Partai Republik juga berupaya meningkatkan persyaratan kerja untuk layanan kesehatan dan bantuan lainnya; Biden menolak untuk menyetujuinya.
Pertanyaan juga muncul mengenai ketentuan tak terduga yang pada dasarnya memberikan persetujuan kongres terhadap Mountain Valley Pipeline, sebuah proyek gas alam yang penting bagi Senator Joe Manchin, DW.Va., yang ditentang oleh banyak anggota Partai Demokrat dan pihak lainnya.
Pada saat yang sama, anggota Partai Republik yang konservatif, termasuk anggota Kaukus Kebebasan DPR, mengatakan pengurangan anggaran tidak cukup untuk mendapatkan dukungan mereka.
“Tak seorang pun yang mengaku konservatif dapat membenarkan keputusan YA,” kata anggota parlemen. Bob Good, R-Va., tweet.
“Kesepakatan” ini adalah sebuah kegilaan,” kata Rep. Ralph Norman, RS.C. “Jangan memilih untuk membuat negara kita bangkrut.”
Semua pihak mengatakan bahwa paket tersebut akan menjaga pengeluaran tetap pada tahun mendatang, dan pada saat yang sama memungkinkan peningkatan pada rekening militer dan veteran. Hal ini akan membatasi pertumbuhan sebesar 1% pada tahun 2025.
Komite Peraturan DPR mempunyai tiga anggota dari Kaukus Kebebasan yang berpengaruh yang mungkin akan mencoba menghalangi paket tersebut agar tidak dilanjutkan, sehingga memaksa McCarthy untuk bergantung pada anggota Partai Demokrat di panel tersebut untuk memastikan rancangan undang-undang tersebut dapat diajukan ke DPR.
DPR bermaksud melakukan pemungutan suara pada hari Rabu dan mengirimkan rancangan undang-undang tersebut ke Senat, di mana Pemimpin Mayoritas Chuck Schumer bekerja sama dengan McConnell untuk segera menyetujuinya pada akhir minggu ini.
Para senator, yang sebagian besar tidak ikut campur dalam sebagian besar negosiasi antara presiden dan ketua DPR, mulai melibatkan diri lebih kuat dalam perdebatan tersebut.
Beberapa senator mendorong amandemen untuk mereformasi paket tersebut baik dari sayap kiri maupun kanan.
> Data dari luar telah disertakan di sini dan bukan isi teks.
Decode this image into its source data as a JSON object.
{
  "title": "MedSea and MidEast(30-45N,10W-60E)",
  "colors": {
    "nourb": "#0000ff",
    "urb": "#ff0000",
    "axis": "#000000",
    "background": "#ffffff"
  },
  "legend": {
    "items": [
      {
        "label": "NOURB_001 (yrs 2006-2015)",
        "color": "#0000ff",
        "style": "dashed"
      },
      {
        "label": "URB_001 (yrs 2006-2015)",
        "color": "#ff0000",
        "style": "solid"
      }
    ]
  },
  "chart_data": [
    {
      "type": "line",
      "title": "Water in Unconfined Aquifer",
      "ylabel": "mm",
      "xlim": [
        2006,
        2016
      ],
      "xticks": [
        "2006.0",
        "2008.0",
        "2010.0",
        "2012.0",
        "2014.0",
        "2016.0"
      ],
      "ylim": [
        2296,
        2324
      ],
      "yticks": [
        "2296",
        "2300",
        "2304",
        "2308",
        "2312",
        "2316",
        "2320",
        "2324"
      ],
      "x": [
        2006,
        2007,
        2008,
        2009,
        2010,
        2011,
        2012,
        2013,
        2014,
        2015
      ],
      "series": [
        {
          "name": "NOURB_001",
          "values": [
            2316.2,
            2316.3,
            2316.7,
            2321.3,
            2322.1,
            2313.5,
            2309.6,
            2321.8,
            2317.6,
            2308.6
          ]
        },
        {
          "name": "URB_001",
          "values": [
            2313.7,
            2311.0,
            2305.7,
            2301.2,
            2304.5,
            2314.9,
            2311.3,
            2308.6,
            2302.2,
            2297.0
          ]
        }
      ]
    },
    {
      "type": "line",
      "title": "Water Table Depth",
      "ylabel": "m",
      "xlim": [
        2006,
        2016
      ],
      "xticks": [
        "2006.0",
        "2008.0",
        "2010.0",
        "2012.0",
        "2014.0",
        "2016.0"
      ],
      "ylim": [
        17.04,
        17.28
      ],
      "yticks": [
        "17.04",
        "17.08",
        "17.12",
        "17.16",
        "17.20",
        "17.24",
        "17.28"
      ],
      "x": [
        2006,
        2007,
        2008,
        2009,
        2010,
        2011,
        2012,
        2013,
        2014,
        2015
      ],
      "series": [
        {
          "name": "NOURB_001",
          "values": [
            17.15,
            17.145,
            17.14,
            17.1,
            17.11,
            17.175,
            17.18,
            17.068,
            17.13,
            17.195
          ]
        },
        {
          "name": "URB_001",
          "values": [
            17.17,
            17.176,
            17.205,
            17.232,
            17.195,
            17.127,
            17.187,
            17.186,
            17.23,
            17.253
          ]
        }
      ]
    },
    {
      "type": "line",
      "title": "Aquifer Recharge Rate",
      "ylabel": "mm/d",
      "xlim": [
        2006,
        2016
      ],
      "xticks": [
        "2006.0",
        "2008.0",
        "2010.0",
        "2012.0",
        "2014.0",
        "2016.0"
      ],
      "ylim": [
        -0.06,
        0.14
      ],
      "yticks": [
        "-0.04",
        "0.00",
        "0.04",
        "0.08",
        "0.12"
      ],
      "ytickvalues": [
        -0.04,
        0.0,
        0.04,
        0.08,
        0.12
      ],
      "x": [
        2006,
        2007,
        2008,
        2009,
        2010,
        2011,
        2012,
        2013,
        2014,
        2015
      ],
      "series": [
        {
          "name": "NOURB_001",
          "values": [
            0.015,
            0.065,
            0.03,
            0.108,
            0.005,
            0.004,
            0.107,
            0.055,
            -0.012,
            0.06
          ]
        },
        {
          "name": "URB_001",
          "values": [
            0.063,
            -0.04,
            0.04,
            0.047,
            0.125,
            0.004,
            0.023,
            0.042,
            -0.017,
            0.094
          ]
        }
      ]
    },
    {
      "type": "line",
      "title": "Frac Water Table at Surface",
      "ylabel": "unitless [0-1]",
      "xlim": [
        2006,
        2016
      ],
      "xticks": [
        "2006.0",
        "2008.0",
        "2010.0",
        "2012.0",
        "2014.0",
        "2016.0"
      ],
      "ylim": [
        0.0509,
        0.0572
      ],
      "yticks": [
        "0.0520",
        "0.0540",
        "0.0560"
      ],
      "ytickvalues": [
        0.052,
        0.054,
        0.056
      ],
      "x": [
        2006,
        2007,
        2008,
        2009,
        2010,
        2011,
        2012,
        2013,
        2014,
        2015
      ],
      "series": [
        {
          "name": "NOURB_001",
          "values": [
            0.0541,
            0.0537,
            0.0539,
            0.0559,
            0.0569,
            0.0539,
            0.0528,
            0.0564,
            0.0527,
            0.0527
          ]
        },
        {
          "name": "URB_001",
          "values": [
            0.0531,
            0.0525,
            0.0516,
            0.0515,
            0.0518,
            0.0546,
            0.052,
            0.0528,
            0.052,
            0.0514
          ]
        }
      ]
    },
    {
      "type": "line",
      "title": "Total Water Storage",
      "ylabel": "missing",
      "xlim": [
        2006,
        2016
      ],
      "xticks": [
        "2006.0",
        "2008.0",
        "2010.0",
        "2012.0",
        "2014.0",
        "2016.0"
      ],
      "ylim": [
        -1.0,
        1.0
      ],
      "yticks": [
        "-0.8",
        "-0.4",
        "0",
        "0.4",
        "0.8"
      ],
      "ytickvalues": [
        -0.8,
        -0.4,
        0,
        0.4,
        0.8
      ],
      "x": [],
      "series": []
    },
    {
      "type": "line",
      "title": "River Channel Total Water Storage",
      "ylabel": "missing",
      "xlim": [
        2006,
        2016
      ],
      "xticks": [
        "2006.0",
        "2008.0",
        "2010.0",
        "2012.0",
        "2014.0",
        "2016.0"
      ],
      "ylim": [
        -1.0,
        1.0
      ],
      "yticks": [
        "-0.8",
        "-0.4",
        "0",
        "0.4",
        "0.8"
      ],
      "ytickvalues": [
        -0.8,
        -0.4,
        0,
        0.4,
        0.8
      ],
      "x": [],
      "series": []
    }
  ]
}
Hal ini mungkin memerlukan perdebatan yang memakan waktu dan menunda persetujuan akhir perjanjian.
Senator dari Partai Demokrat. Tim Kaine dari Virginia “sangat kecewa” dengan ketentuan yang memberi lampu hijau pada pipa Mountain Valley yang kontroversial, kata kantornya dalam sebuah pernyataan. Dia berencana mengajukan amandemen untuk menghapus ketentuan tersebut dari paket.
Senator Republik Lindsey Graham dari Carolina Selatan mengeluh bahwa peningkatan belanja militer tidak cukup. “Saya akan menggunakan semua kekuatan yang saya miliki di Senat untuk melakukan pemungutan suara amandemen guna membalikkan bencana pertahanan ini,” tulisnya di Twitter.
Namun membuat perubahan apa pun pada paket pada tahap ini tampaknya sangat tidak mungkin karena waktu yang tersisa sangat sedikit. Kongres dan Gedung Putih berlomba untuk memenuhi tenggat waktu pada hari Senin dalam waktu kurang dari seminggu. Saat itulah Menteri Keuangan Janet Yellen mengatakan AS akan kehabisan uang tunai dan menghadapi gagal bayar utang yang belum pernah terjadi sebelumnya jika tidak ada tindakan.
Kegagalan hampir pasti akan menghancurkan perekonomian AS dan menimbulkan dampak buruk di seluruh dunia, karena kepercayaan dunia terhadap stabilitas dolar AS dan kepemimpinan negara tersebut dipertanyakan.
___
Penulis Associated Press Darlene Superville, Mary Clare Jalonick dan Farnoush Amiri berkontribusi pada laporan ini.